AN East Lancashire journalist has won an accolade in a UK competition to find the nation's best budding novelists.
Theresa Robson, 41, of Padiham Road, Sabden, the former Ribble Valley reporter for the Lancashire Evening Telegraph, was runner-up in A Novel Approach 2003.
The competition, which attracted hundreds of entries from throughout the UK, is aimed at unpublished authors looking to break into print.
They were invited to submit a section of a novel in progress plus a synopsis to a panel of judges that included best-selling novelists Wendy Robertson, who penned Honesty's Daughter, and Elizabeth Gill, author of The Homecoming.
Judges placed high value on entries that demonstrated imagination, originality and flair.
The competition, patronised by top authors David Almond, Anne Fine and former Booker prize-winner Pat Barker, offers cash prizes and the top three entries are read by leading publishers and literary agents.

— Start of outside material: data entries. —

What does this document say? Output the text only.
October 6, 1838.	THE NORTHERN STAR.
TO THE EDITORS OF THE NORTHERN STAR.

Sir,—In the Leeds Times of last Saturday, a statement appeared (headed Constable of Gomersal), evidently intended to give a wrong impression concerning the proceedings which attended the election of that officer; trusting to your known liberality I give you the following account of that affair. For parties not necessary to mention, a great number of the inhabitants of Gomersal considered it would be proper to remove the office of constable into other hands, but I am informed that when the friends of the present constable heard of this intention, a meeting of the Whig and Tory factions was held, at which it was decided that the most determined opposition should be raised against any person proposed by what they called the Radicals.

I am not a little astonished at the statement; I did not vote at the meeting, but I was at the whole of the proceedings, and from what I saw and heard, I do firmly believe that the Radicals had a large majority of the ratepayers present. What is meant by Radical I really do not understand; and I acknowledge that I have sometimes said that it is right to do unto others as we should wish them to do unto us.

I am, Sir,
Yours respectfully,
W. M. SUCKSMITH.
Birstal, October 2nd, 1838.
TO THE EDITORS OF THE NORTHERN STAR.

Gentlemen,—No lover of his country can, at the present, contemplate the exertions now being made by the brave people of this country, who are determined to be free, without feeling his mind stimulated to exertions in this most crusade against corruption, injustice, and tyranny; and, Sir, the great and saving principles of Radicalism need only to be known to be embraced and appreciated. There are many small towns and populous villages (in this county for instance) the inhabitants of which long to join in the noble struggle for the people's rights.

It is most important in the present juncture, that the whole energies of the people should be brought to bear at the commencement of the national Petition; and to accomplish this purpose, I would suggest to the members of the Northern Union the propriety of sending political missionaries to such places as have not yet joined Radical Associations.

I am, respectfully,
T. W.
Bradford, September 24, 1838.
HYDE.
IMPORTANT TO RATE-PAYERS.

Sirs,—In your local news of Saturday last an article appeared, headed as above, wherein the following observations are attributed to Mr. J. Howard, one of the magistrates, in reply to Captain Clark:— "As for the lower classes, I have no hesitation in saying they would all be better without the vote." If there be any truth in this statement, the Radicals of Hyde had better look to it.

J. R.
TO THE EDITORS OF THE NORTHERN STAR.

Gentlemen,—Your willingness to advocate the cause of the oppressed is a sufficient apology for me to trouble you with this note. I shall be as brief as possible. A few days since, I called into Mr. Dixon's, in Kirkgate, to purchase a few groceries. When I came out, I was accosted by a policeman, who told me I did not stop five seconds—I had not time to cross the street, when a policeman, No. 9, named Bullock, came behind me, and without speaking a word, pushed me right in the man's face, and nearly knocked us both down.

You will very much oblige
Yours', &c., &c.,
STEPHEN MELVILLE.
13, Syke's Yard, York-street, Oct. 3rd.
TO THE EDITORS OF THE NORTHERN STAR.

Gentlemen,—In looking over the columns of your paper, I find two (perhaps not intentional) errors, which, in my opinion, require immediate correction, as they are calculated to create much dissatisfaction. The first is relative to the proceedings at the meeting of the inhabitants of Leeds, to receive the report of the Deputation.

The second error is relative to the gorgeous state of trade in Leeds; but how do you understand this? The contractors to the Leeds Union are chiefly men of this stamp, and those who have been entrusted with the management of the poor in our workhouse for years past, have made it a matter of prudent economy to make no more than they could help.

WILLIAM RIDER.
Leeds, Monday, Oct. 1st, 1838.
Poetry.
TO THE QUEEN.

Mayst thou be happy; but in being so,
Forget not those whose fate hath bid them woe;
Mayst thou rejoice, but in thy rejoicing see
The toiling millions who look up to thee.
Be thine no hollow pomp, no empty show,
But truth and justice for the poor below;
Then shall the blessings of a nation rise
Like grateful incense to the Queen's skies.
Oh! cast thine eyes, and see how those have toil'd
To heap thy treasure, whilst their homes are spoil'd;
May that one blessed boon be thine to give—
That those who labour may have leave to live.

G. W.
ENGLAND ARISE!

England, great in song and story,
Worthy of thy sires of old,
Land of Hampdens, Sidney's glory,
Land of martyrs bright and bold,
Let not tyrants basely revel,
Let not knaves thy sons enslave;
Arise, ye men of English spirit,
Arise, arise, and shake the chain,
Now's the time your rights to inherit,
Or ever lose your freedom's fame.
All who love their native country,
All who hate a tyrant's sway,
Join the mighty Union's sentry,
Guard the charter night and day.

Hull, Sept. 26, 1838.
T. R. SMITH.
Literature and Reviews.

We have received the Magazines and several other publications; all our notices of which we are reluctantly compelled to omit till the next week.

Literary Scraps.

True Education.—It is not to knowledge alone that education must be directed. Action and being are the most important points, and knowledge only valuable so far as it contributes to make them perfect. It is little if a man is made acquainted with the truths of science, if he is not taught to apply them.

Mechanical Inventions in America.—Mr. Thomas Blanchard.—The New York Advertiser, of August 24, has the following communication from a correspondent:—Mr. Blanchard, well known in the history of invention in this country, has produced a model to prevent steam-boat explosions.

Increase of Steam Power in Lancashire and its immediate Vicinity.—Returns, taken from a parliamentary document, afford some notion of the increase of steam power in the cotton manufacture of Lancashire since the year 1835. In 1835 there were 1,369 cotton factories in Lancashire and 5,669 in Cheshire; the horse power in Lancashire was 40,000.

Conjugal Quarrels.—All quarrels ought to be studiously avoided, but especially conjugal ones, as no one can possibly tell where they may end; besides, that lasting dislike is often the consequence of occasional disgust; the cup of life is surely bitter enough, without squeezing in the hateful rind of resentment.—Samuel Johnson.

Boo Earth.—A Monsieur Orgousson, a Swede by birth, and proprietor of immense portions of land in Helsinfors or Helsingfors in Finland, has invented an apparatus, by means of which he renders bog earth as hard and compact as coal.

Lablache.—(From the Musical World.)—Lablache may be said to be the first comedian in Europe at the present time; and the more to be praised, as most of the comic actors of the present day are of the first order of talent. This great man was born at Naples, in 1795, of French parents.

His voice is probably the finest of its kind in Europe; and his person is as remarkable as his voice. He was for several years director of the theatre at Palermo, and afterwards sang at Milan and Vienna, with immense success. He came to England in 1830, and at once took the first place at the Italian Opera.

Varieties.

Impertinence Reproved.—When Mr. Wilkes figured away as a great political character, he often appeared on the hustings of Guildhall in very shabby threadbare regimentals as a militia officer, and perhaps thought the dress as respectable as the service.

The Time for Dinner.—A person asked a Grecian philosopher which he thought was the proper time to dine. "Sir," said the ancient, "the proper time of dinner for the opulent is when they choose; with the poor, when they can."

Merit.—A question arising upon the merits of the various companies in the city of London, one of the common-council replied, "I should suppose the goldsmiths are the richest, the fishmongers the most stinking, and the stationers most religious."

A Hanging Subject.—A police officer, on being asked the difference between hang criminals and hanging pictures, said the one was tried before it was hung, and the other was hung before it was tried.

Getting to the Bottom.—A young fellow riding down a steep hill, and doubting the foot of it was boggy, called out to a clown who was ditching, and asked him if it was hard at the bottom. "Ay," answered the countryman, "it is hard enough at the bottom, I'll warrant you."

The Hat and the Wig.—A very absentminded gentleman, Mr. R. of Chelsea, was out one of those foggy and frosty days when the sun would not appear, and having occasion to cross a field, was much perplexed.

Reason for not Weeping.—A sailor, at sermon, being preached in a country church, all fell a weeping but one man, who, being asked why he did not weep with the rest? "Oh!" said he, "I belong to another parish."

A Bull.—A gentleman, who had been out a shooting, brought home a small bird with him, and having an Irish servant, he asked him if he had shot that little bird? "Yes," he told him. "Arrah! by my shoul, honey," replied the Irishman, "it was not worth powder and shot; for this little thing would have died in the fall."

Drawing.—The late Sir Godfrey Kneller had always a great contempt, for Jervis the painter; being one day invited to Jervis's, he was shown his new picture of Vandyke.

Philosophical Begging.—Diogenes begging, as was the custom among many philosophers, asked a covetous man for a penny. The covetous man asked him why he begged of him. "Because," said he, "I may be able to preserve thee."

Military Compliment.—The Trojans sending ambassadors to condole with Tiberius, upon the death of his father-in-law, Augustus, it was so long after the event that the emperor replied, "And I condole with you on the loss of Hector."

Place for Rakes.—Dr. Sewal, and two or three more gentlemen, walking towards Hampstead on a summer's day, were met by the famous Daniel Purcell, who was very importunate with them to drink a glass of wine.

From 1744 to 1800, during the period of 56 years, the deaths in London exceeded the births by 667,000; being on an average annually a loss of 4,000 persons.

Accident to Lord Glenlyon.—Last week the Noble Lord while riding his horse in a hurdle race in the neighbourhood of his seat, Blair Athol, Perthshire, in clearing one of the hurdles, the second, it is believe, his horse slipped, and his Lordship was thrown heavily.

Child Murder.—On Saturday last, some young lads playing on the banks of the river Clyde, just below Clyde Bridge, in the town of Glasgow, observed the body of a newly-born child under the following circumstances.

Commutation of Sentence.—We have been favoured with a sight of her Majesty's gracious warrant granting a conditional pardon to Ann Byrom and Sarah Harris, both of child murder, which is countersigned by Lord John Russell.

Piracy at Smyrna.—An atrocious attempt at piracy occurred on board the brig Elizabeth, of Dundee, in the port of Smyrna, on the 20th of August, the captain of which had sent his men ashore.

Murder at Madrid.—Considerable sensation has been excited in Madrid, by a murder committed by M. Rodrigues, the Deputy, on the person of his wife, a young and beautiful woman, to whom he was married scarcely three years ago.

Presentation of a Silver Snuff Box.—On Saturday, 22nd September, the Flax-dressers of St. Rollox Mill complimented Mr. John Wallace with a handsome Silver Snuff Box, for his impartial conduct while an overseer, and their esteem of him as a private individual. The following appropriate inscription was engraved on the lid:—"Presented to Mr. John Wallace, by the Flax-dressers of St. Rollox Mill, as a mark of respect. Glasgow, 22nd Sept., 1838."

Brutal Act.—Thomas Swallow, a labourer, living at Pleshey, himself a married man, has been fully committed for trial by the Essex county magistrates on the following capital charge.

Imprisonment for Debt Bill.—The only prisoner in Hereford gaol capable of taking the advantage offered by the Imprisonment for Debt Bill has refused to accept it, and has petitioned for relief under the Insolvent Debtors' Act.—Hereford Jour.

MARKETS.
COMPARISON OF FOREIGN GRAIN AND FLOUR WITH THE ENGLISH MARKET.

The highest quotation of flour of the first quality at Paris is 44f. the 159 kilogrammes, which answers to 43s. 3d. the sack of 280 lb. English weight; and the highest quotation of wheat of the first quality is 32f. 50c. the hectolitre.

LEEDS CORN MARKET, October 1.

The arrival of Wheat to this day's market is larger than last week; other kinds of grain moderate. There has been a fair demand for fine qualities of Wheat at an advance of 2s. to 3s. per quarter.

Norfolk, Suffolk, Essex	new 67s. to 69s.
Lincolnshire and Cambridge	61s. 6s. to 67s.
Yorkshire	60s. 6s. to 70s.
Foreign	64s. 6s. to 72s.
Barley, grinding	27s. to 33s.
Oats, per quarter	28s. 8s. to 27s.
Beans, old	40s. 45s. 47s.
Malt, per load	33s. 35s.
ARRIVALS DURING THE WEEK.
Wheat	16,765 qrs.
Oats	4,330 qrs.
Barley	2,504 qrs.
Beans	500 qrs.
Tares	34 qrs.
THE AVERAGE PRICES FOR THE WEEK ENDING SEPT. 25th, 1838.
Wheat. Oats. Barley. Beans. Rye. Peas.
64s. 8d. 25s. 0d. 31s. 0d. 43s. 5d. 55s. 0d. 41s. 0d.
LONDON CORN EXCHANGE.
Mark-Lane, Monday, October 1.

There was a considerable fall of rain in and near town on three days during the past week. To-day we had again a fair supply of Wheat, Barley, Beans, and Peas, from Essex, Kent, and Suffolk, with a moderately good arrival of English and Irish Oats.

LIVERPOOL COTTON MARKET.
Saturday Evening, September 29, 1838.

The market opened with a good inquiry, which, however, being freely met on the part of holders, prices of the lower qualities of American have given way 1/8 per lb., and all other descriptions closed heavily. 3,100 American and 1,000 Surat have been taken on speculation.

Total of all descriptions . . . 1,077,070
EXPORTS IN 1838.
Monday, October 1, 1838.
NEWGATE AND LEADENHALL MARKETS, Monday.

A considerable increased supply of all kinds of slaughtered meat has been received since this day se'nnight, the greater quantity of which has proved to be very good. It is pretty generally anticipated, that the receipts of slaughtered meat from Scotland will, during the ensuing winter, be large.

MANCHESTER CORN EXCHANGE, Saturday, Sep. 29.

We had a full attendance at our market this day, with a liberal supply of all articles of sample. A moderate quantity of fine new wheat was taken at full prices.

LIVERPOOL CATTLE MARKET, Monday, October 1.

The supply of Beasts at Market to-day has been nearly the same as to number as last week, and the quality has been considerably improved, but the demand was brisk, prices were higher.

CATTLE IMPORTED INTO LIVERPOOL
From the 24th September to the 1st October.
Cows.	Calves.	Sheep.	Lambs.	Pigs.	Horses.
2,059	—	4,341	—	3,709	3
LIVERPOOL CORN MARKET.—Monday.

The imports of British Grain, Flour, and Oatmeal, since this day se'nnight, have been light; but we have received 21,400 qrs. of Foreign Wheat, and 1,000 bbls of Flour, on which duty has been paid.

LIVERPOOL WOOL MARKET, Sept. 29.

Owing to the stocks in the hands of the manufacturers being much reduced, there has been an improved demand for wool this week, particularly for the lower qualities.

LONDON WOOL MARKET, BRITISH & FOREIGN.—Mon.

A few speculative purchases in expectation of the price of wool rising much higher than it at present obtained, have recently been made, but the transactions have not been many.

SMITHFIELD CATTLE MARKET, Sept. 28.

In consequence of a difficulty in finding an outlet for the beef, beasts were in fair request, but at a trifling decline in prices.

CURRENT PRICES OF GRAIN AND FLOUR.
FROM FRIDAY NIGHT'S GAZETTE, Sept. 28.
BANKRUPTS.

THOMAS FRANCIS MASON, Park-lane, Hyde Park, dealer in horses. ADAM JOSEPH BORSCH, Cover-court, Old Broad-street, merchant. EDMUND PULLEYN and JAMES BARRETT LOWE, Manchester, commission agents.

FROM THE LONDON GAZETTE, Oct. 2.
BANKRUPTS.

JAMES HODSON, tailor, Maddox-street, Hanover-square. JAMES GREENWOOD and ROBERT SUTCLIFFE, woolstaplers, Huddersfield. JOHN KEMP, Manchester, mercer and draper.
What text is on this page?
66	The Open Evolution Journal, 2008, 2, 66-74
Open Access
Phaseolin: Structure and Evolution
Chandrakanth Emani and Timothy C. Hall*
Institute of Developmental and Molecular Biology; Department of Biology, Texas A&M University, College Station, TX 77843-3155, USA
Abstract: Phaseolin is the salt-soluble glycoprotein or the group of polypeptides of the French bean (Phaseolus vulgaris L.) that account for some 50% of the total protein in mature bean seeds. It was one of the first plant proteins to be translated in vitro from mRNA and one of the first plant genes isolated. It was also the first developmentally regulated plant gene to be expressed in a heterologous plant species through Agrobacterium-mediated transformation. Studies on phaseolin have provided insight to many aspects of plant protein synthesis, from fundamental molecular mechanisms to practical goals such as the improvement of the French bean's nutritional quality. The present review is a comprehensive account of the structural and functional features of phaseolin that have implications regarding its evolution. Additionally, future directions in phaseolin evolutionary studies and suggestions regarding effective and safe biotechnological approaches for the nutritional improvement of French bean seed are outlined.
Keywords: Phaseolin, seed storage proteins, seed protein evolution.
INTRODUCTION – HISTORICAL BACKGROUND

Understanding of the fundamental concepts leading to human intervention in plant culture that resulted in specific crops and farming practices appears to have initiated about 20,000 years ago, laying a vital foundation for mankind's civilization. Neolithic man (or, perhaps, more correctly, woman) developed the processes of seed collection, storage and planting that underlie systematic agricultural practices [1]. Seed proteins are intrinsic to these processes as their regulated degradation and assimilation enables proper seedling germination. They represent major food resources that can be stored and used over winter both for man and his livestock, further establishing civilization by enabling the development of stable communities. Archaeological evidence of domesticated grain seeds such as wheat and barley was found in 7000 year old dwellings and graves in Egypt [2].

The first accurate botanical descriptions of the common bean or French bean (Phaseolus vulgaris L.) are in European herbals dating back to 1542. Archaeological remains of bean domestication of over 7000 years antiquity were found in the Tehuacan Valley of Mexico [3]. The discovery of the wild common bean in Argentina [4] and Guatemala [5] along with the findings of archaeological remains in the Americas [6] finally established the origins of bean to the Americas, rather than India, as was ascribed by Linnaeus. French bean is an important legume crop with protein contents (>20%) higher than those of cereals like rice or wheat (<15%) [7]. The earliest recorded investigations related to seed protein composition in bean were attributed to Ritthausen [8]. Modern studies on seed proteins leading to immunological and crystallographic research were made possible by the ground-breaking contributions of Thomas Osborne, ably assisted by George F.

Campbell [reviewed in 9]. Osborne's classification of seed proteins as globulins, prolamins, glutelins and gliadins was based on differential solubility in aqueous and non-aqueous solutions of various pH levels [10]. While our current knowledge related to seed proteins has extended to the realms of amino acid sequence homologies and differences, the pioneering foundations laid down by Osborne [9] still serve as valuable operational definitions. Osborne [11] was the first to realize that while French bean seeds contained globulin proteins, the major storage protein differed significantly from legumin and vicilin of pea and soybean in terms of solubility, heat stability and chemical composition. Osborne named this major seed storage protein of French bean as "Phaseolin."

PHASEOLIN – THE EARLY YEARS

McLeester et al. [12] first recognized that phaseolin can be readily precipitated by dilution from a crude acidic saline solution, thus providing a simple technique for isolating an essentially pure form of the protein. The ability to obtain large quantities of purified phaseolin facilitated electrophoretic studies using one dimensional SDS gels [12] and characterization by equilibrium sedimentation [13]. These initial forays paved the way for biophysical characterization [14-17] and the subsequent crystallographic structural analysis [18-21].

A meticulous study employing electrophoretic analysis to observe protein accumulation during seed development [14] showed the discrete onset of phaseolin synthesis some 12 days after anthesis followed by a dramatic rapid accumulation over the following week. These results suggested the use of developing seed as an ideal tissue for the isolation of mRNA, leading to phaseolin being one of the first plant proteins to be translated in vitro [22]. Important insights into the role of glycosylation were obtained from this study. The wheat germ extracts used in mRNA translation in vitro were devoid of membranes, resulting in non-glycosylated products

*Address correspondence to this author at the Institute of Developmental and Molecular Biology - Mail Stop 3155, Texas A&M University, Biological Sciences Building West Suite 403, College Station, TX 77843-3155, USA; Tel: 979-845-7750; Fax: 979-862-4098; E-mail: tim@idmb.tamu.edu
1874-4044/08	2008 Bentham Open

Theresa, who recently quit work as a full-time journalist to take up a post as part-time communications officer at Ribble Valley Council and concentrate on writing her novel, said she was thrilled to bits with the competition win.
Her historical novel is centred on the loom-breaking riots in East Lancashire in the early 19th Century.
Theresa, a former pupil of Ribblesdale High School, Clitheroe, is studying creative writing at Lancaster University and the Bolton Institute.
She will receive her prize at a special ceremony in Durham on Sunday, November 9.